Goat Cheese and Green Chile Panna Cotta with Tomato-Peach Sauce |
There’ve been plenty of failures but I didn’t think they were worth photographing much less writing about. You never saw the rye crust pizza that was leaden heavy on the pan and in our stomachs, nor the endless stream of whole grain, low-sugar chocolate chip cookies that I still call works in progress because I’m not ready to call it quits. There’ve been plenty of Experiments and abject failures.
So, yes, there was some reluctance about presenting this #Baketogether recipe because it did not turn out as I had envisioned. But the point of this monthly baking group led by Abby Dodge is not to showcase kitchen prowess. Rather, it has grown into a community where we develop our skills, share ideas, be creative and encourage each other. Participating has been one of the most enjoyable parts of my blogging life. Returning to the working world means I have less time for baking and blogging and I miss this little corner of cyberspace.

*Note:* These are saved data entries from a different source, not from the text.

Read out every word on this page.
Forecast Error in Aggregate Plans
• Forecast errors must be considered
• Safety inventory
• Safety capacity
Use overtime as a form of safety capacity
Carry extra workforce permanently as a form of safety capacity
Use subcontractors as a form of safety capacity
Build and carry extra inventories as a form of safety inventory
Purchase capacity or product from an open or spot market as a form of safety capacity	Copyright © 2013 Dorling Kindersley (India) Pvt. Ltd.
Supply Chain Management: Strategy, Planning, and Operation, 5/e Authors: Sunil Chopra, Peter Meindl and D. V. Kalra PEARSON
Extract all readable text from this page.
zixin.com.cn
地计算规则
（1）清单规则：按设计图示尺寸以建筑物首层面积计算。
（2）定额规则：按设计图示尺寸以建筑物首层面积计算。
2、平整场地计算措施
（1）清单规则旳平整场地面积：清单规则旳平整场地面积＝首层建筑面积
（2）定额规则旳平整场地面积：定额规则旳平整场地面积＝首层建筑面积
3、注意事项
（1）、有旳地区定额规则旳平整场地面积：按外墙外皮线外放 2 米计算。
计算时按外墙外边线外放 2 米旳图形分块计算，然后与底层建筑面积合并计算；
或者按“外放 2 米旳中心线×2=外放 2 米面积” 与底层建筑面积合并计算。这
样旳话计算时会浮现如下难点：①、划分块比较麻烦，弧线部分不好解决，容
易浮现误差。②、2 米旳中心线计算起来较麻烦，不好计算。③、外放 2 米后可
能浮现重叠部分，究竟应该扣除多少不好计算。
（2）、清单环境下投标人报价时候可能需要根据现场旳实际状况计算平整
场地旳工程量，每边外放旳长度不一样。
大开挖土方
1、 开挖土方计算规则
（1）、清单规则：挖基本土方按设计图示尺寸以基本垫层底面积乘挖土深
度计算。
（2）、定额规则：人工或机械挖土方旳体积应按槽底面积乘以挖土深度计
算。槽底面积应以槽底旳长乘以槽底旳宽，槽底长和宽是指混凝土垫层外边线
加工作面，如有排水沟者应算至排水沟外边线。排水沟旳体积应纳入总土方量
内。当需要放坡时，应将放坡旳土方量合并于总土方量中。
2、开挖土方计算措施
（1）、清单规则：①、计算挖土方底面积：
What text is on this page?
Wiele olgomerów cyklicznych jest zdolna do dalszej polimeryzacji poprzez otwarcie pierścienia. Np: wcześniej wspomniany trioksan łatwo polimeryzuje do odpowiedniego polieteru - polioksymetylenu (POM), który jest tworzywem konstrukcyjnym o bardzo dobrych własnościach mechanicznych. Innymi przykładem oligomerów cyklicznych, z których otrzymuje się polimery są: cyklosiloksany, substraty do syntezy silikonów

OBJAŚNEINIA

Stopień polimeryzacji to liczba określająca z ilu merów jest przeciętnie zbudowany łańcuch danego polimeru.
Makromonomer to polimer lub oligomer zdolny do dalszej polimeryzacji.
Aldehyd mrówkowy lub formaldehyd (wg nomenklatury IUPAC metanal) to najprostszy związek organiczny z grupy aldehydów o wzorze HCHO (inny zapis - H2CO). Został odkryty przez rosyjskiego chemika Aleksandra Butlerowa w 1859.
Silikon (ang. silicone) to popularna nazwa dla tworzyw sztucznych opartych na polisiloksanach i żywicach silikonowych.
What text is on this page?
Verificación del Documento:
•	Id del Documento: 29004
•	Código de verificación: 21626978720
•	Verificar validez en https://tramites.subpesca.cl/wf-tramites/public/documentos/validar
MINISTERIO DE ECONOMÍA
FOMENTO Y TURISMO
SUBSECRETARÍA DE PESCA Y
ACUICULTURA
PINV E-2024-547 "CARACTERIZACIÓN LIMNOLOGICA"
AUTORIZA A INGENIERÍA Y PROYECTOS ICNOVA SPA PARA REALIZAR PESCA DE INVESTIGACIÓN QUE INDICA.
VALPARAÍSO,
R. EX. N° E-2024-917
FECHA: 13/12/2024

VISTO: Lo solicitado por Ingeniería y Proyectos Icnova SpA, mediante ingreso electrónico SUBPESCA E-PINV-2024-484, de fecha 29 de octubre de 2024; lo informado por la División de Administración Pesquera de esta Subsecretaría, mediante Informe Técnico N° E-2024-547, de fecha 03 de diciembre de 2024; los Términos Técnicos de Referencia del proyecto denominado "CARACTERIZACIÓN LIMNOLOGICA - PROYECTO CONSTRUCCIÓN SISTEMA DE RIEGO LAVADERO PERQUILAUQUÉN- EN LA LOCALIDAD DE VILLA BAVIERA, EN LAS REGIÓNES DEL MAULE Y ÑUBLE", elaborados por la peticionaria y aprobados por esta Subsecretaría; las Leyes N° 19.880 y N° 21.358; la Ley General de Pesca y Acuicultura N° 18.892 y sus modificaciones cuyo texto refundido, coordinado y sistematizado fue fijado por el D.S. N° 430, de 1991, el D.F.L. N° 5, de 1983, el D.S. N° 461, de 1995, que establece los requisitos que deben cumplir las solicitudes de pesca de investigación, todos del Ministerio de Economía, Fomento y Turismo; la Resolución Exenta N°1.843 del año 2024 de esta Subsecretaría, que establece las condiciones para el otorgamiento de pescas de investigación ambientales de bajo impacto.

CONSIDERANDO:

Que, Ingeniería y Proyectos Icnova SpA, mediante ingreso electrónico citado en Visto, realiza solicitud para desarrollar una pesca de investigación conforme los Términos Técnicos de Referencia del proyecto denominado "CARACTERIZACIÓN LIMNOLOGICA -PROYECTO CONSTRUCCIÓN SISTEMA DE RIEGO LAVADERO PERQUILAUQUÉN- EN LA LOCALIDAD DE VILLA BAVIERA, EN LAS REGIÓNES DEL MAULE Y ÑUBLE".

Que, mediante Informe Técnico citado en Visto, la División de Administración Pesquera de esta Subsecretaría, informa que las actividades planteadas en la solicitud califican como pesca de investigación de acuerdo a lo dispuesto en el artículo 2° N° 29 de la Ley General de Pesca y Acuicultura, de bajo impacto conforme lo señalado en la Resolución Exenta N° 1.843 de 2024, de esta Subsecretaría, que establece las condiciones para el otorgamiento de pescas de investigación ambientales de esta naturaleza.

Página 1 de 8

And now about the recipe. Abby’s August feature is a gorgeous Ricotta Panna Cotta with Colorful “Brezza Fresca,” (a spritsy sauce of ginned raspberries). Just the notion of gin with raspberries is excitement enough.
I thought a lot about what how I would approach Abby’s recipe and all of those recipes were most definitely sweet. Then one day my mind got stuck on a savory path when I saw a load of Hatch chiles at the supermarket. Roasted chiles, goat cheese and ricotta would form the base. For color and contrasting flavor, a fresh tomato-peach sauce with a little white wine. I know; it sounds fabulous and is pure summertime.
The result was a bit “meh.” I think something other than ricotta would have been better — mascarpone, cream cheese, half and half. More salt. As for texture, mine did not set up well, and part of that is because I used agar-agar, a vegetarian alternative to gelatin. I followed directions which said to treat agar-agar as you would gelatin. I think maybe I should not have used that 1/4 cup of water in the recipe. Or may I should have used gelatin and not tried to experiment.
The tomato-peach sauce I whipped up very quickly, basically using equal quantities of both fruits, salting to taste and splashing in a fruity white wine for dimension. The color of the sauce was what bothered me. All I had were white peaches and they dulled the sauce. Regular peachy peaches would have made a prettier color.
If you’ve never had tomatoes and peaches together, I urge you to try them and check out my Tomato-Peach Jam from last summer.
So, no, I wasn’t crazy about the result of my experiment, but I didn’t let it go to waste. Instead of serving this as an appetizer, which had been my plan, I placed it alongside our supper of scrambled eggs, refried beans and corn tortillas.
My husband asked “What is this?” as he took a bite.
“Oh, just something I made for my blog,” I mumbled, “but it didn’t really turn out.”